When asked for concerns, where it goes from here, Thompson said, “My honest and worried prediction is that there will be an act of mass-casualty terrorism over the next year and that we need to be prepared for that. … There are a lot of people who seek to do harm to this nation, and it’s very easy to get a gun or build a bomb.”**

This is really sobering commentary, and I urge you to seek it out if you have access.

• • •

This was really interesting to read in light of what has happened—and not happened—in the last year.

It also makes me nervous.

I have been called a “hater” to my face more than once by people who have known me for a long time and should know better. And yet … the real haters, to my eyes, are the people-groups mentioned in this commentary—particularly the Oath Keepers and Proud Boys. (Qanon, while not specifically engaging in violence that I know of, yet, has certainly inspired it: remember the young man who showed up at a DC pizza parlor with an AR-15, ready to shoot up the place for harboring child sex trafficking that he’d “learned” about on Qanon websites?)

Those people attacking the Capitol last year, they sure looked hateful to me. But even since that violent day, violence seems to be lurking just below the surface of every public interaction. I’m thinking, say, of those people in Franklin, Tennessee, last August, who harassed medical personnel who spoke at a school board meeting, for example, screaming and banging on their cars as they tried to drive away. I’m thinking of the people who show up at school board meetings sporting yellow stars on their clothing, the sort that Jews were forced to wear by the Nazis. I’m thinking of the spate of bomb threats to historically black colleges and universities that started on 1 February and still continues, which is being investigated as a hate crime. I’m thinking of the hater who took Jews hostage at a synagogue in Dallas, Texas, last month. I’m thinking about trump, speaking at a rally and stirring up the ignorant—that’s hateful.

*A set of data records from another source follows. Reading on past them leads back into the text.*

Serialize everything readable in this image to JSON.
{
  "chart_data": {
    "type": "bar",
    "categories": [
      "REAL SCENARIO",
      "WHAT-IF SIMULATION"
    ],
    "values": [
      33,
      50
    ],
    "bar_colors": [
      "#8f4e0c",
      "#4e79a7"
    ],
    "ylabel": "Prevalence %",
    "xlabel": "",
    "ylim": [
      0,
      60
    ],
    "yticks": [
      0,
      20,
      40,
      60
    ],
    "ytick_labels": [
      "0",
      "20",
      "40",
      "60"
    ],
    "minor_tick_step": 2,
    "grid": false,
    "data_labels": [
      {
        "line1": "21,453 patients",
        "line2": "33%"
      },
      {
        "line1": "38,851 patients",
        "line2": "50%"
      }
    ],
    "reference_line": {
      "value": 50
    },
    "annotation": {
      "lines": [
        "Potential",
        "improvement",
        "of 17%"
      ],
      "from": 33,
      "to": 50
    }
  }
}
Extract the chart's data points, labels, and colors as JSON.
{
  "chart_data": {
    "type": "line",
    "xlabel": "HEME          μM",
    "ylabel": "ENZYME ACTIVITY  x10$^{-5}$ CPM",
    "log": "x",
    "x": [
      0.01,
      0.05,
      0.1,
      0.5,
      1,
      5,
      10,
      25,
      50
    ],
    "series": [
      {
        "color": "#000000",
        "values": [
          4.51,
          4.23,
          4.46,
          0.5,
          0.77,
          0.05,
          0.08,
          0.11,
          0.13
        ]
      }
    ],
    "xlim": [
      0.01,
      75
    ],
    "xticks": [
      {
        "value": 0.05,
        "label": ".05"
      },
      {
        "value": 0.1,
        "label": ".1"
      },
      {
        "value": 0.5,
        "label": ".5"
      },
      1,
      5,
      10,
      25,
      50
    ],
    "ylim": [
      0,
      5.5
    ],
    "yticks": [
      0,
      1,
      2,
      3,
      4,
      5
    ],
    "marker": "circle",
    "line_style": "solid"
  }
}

I actually think calling someone a hater because she doesn’t agree with your politics is pretty hateful too. I’m not proud of being called a hater—it makes me kind of sick, frankly—but I do know where I stand. (On the side of truth/facts, just to start. Democracy. Justice. Kindness. Antiracism. Voting rights. I could go on.)

However, I am angry. And I’ve said this before.

On the same day I watched  the interview discussion of radical extremists, Congresswoman Katie Porter was interviewed about what she’d experienced in the Capitol on January 6, 2021. She related a story, now familiar, of Alexandria Ocasio-Cortez coming to her office to hide from the mob overrunning the Capitol: Porter welcomed her in and said, “Don’t worry, I’m a mom, I have everything we need.” And AOC responded, “I hope I get to be a mom; I’m afraid I’m going to die today.”

This made me weep out loud in my living room. Not tearing up. Crying. Sobbing.

This is why my rage level is through the roof. It’s the politics of hatred, people.

* They have now also moved into COVID resistance, characterized by alternative treatments such as ivermectin, which have proven to be harmful, and the straight-up crazy stuff like drinking their own urine.
** As we have seen over, and over, and over in this country, to our great sorrow.